About Journey to Kaggle Expert

Juzef the Koala is trying to determine in which area he is an expert

Yesterday, I completed one more minor achievement on my own – I was able to receive enough upvotes on my works to receive a status of Kaggle Notebooks Expert. I’ve set it as a personal goal for myself for the end of this year, but thought that it is too optimistic (I will explain later why), and just continued ‘dancing as nobody sees it’.

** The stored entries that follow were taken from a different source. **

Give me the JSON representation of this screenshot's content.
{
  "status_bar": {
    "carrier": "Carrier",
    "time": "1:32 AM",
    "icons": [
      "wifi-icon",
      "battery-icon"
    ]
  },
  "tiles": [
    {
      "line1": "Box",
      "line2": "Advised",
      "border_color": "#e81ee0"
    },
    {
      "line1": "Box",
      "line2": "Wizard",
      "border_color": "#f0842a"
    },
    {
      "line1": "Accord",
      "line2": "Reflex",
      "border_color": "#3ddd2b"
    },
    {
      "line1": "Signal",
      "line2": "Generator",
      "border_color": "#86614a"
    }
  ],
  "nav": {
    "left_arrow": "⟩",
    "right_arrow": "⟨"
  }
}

Purple frame adds more vibes!

In one of the previous posts I already shared a background of my relations with Kaggle – I registered there 9 years ago, but abandoned it almost immediately as soon as I realized that I’m not smart enough to do data science. It’s quite understandable in a situation when you see other people’s notebooks and understand almost nothing – especially while checking competitions-related works. Even more demotivating is to speak with different data scientists and reveal that of themselves consider Kaggle as something student-level/beginner-level (“ah, yeah, I remember how I checked that Titanic and Iris projects”), if not to speak about competitions for real prizes.

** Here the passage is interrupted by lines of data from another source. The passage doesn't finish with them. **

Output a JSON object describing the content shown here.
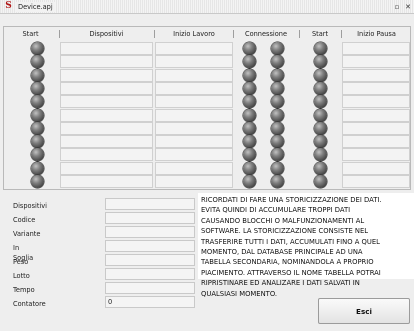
{
  "window": {
    "title": "Device.apj",
    "app_icon_letter": "S",
    "restore_glyph": "▫",
    "close_glyph": "✕"
  },
  "grid": {
    "headers": [
      "Start",
      "Dispositivi",
      "Inizio Lavoro",
      "Connessione",
      "Start",
      "Inizio Pausa"
    ],
    "row_count": 11
  },
  "form": {
    "labels": [
      "Dispositivi",
      "Codice",
      "Variante",
      "In Soglia",
      "Peso",
      "Lotto",
      "Tempo",
      "Contatore"
    ],
    "values": [
      "",
      "",
      "",
      "",
      "",
      "",
      "",
      "0"
    ]
  },
  "notes": {
    "lines": [
      "RICORDATI DI FARE UNA STORICIZZAZIONE DEI DATI.",
      "EVITA QUINDI DI ACCUMULARE TROPPI DATI",
      "CAUSANDO BLOCCHI O MALFUNZIONAMENTI AL",
      "SOFTWARE. LA STORICIZZAZIONE CONSISTE NEL",
      "TRASFERIRE TUTTI I DATI, ACCUMULATI FINO A QUEL",
      "MOMENTO, DAL DATABASE PRINCIPALE AD UNA",
      "TABELLA SECONDARIA, NOMINANDOLA A PROPRIO",
      "PIACIMENTO. ATTRAVERSO IL NOME TABELLA POTRAI",
      "RIPRISTINARE ED ANALIZARE I DATI SALVATI IN",
      "QUALSIASI MOMENTO."
    ]
  },
  "buttons": {
    "exit_label": "Esci"
  }
}
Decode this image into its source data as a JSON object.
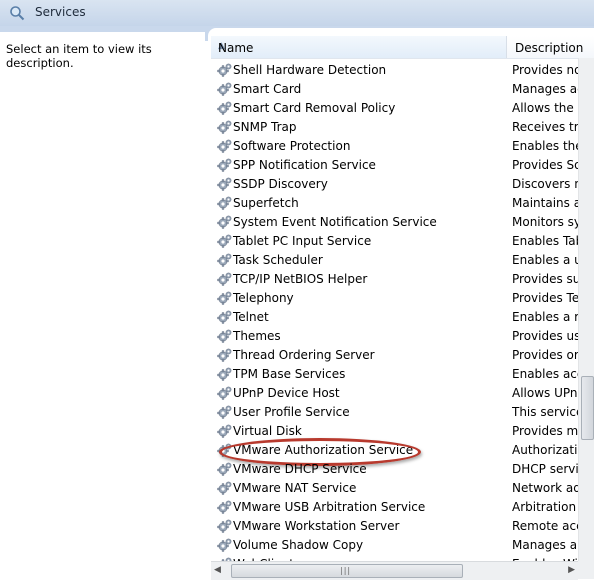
{
  "window": {
    "title": "Services",
    "icon": "search-icon"
  },
  "description_pane": {
    "text": "Select an item to view its description."
  },
  "columns": {
    "name": "Name",
    "description": "Description"
  },
  "services": [
    {
      "name": "Shell Hardware Detection",
      "description": "Provides no..."
    },
    {
      "name": "Smart Card",
      "description": "Manages ac..."
    },
    {
      "name": "Smart Card Removal Policy",
      "description": "Allows the s..."
    },
    {
      "name": "SNMP Trap",
      "description": "Receives tra..."
    },
    {
      "name": "Software Protection",
      "description": "Enables the ..."
    },
    {
      "name": "SPP Notification Service",
      "description": "Provides So..."
    },
    {
      "name": "SSDP Discovery",
      "description": "Discovers n..."
    },
    {
      "name": "Superfetch",
      "description": "Maintains a..."
    },
    {
      "name": "System Event Notification Service",
      "description": "Monitors sy..."
    },
    {
      "name": "Tablet PC Input Service",
      "description": "Enables Tab..."
    },
    {
      "name": "Task Scheduler",
      "description": "Enables a us..."
    },
    {
      "name": "TCP/IP NetBIOS Helper",
      "description": "Provides su..."
    },
    {
      "name": "Telephony",
      "description": "Provides Tel..."
    },
    {
      "name": "Telnet",
      "description": "Enables a re..."
    },
    {
      "name": "Themes",
      "description": "Provides us..."
    },
    {
      "name": "Thread Ordering Server",
      "description": "Provides or..."
    },
    {
      "name": "TPM Base Services",
      "description": "Enables acc..."
    },
    {
      "name": "UPnP Device Host",
      "description": "Allows UPn..."
    },
    {
      "name": "User Profile Service",
      "description": "This service ..."
    },
    {
      "name": "Virtual Disk",
      "description": "Provides m..."
    },
    {
      "name": "VMware Authorization Service",
      "description": "Authorizati..."
    },
    {
      "name": "VMware DHCP Service",
      "description": "DHCP servi..."
    },
    {
      "name": "VMware NAT Service",
      "description": "Network ad..."
    },
    {
      "name": "VMware USB Arbitration Service",
      "description": "Arbitration ..."
    },
    {
      "name": "VMware Workstation Server",
      "description": "Remote acc..."
    },
    {
      "name": "Volume Shadow Copy",
      "description": "Manages an..."
    },
    {
      "name": "WebClient",
      "description": "Enables Wi..."
    }
  ],
  "highlighted_service": "VMware Authorization Service",
  "colors": {
    "highlight_ellipse": "#b83a2e",
    "header_bg": "#c5d5ea"
  }
}
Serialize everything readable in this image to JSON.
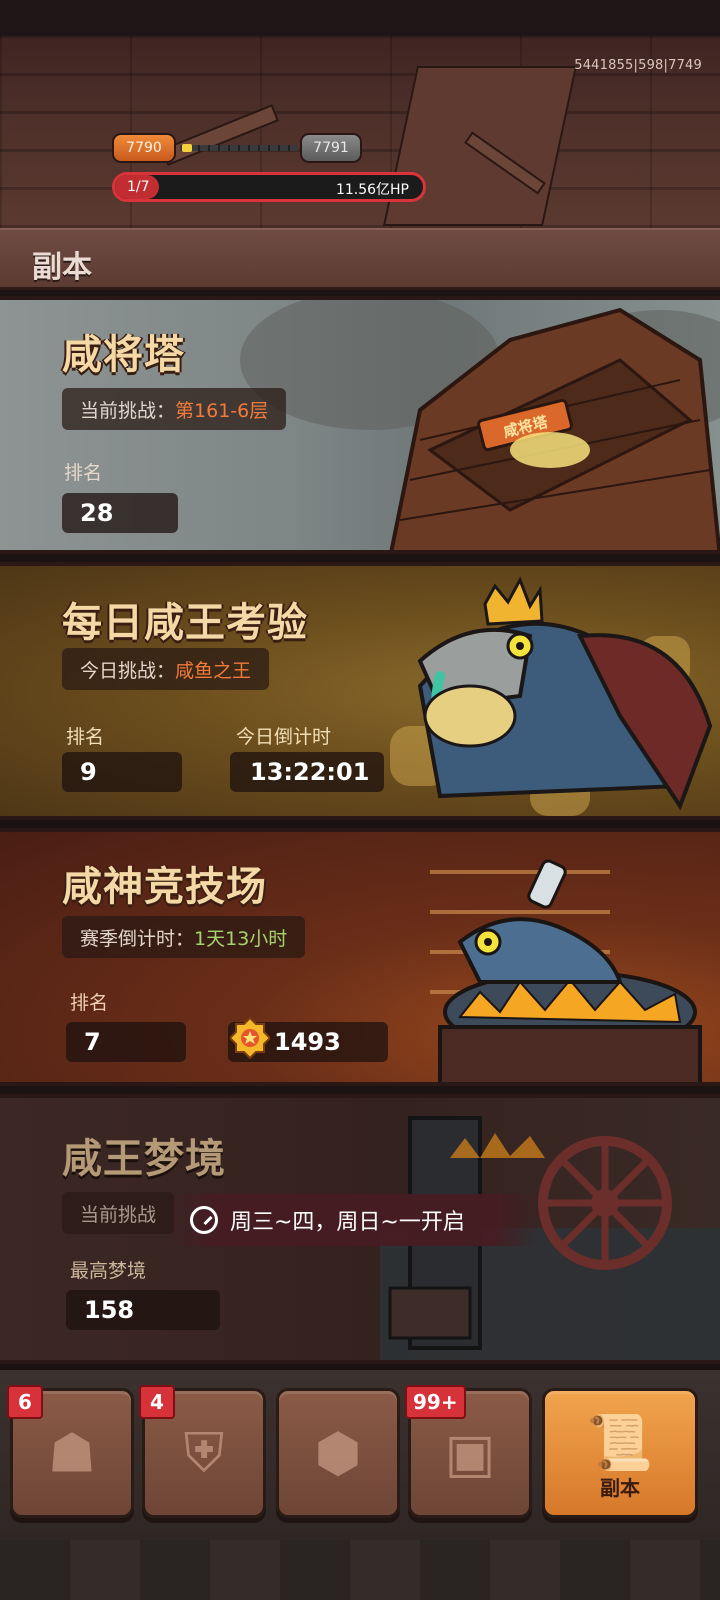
{
  "header": {
    "user_info": "5441855|598|7749",
    "level_current": "7790",
    "level_next": "7791",
    "level_progress": 0.06,
    "hp_progress_text": "1/7",
    "hp_progress": 0.142,
    "hp_value": "11.56亿HP"
  },
  "section": {
    "title": "副本"
  },
  "cards": {
    "tower": {
      "title": "咸将塔",
      "challenge_label": "当前挑战：",
      "challenge_value": "第161-6层",
      "rank_label": "排名",
      "rank_value": "28",
      "sign_text": "咸将塔"
    },
    "daily": {
      "title": "每日咸王考验",
      "challenge_label": "今日挑战：",
      "challenge_value": "咸鱼之王",
      "rank_label": "排名",
      "rank_value": "9",
      "countdown_label": "今日倒计时",
      "countdown_value": "13:22:01"
    },
    "arena": {
      "title": "咸神竞技场",
      "season_label": "赛季倒计时：",
      "season_value": "1天13小时",
      "rank_label": "排名",
      "rank_value": "7",
      "score_value": "1493"
    },
    "dream": {
      "title": "咸王梦境",
      "challenge_label": "当前挑战",
      "locked_text": "周三~四，周日~一开启",
      "best_label": "最高梦境",
      "best_value": "158"
    }
  },
  "bottom_nav": [
    {
      "icon": "hero-icon",
      "badge": "6",
      "label": ""
    },
    {
      "icon": "armor-icon",
      "badge": "4",
      "label": ""
    },
    {
      "icon": "turtle-icon",
      "badge": "",
      "label": ""
    },
    {
      "icon": "chest-icon",
      "badge": "99+",
      "label": ""
    },
    {
      "icon": "scroll-icon",
      "badge": "",
      "label": "副本"
    }
  ],
  "colors": {
    "accent_orange": "#f27a3a",
    "accent_green": "#a6d36b",
    "hp_red": "#d9343a",
    "active_tab": "#f2a44d"
  }
}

At the same time, I cannot agree with such an estimation. Kaggle is a great place for any person working with data, no matter what level you are currently at. Still, with available datasets, computing power, it is a very inspiring playground to try something new – and, sometimes, to be recognized for that.

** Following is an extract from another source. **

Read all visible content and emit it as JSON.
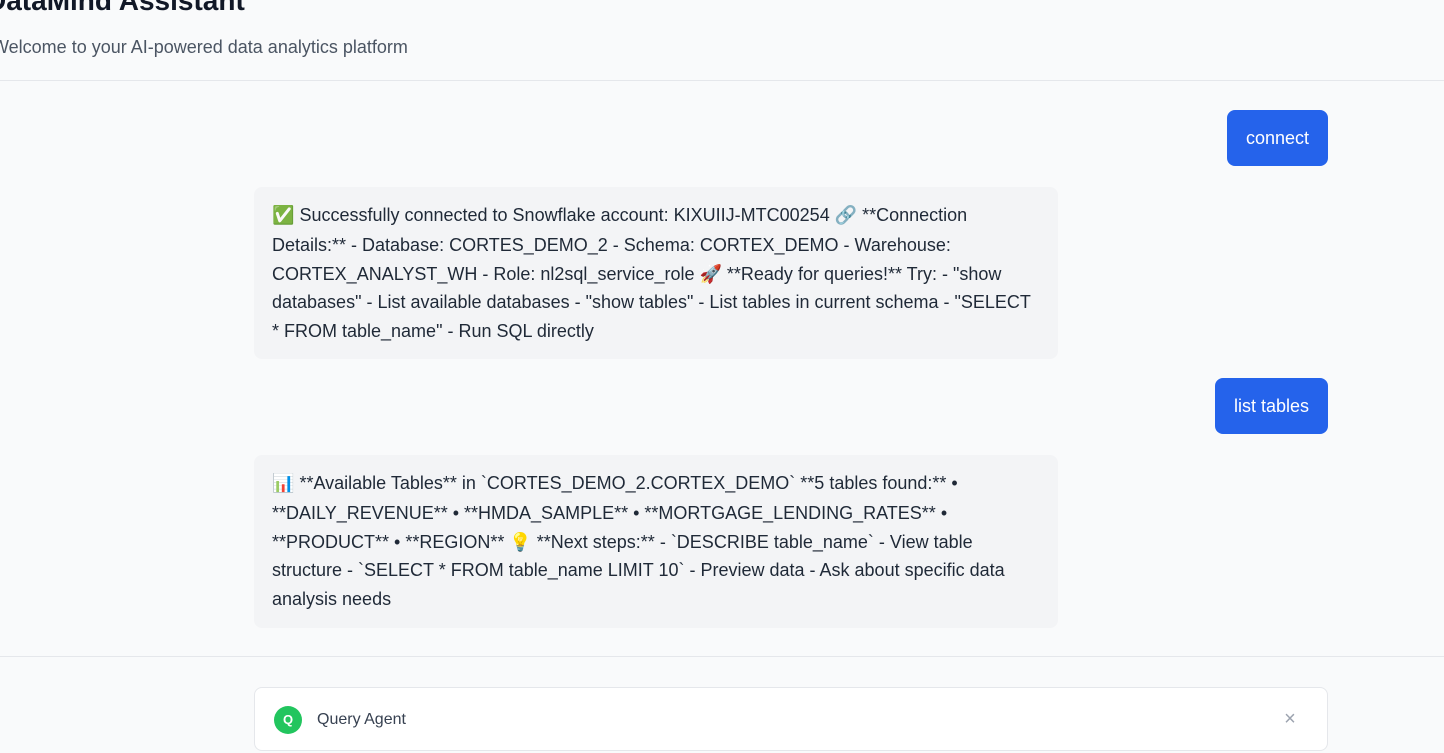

When I just rejoined portal 2 months ago, I immediately started playing with datasets I’m interested in – books, video games, dinosaurs, koalas. In most cases, my decision-making process on datasets selection was followed just by my personal interests, not by the popularity or hype of the selected data source. And I could spend hours composing EDAs, playing with dataviz stuff, or trying something completely new for myself – and then to see that my notebook was upvoted by 1 person.

I’ve prepared a dataset with Heroes of Might & Magic 4 unit stats, and it was downloaded 8 times – I have no clue why people did that 🙂

It is a sad but obvious truth that on Kaggle, audience attention will be either on competitions or on very trendy datasets, which are changing every day. And it means that outside of that, you need to be very lucky to receive even a minimal dozen users’ feedback – or, sometimes, it will not be seen by anyone at all.

My work related to attempts to build graphs on video games articles in Wikipedia received 3 upvotes – but who knows how many hours I’ve spent on that…

From 5 of my bronze medal-level notebooks, only one was related to non-competition – it was an EDA based on a synthetic dataset about life science-oriented application usage. It was exactly a lucky moment – once the dataset was published by other user, I was one of the first users to do something with that, and then the dataset became trendy, and significantly more people viewed my work.

Another 4 bronze medals I received on playground competitions. From October to December, I created notebooks with simple approaches, like basic logistic regression, XGBoost, spending not so much time on model fine-tuning and feature engineering. At the same time, due to the high volume of visitors of playground competitions, even simple works receive users’ attention – especially if to update it one time per several days.

An alternative here can be social as much as possible – from that perspective Kaggle definitely can be considered as a social platform – but uh, it always was too challenging for me. I’m really jealous of people who can simply share results of their work in Discussions section – and in some cases be recognized by the community. Especially, it demotivates when you see highly upvoted notebooks with just .describe() and .value_counts() methods without anything else – but, maybe, it is how it should work.

So, anyway, I consider Kaggle Expert status as a probably minor one for anyone else, but a major one for myself – personally, for me it proves that even so an asocial person as me can receive some portion of recognition. It doesn’t provide additional value for me as for analytics specialist, but since it was something I cannot control directly (compared to achieving certifications, where I can just master learning materials, and then master the exam), I received a lot of satisfaction during notebooks preparation.

I’m not planning anything more as the next step here – and just hope that I will continue discovering other stuff on Kaggle, and learning something new continuosly.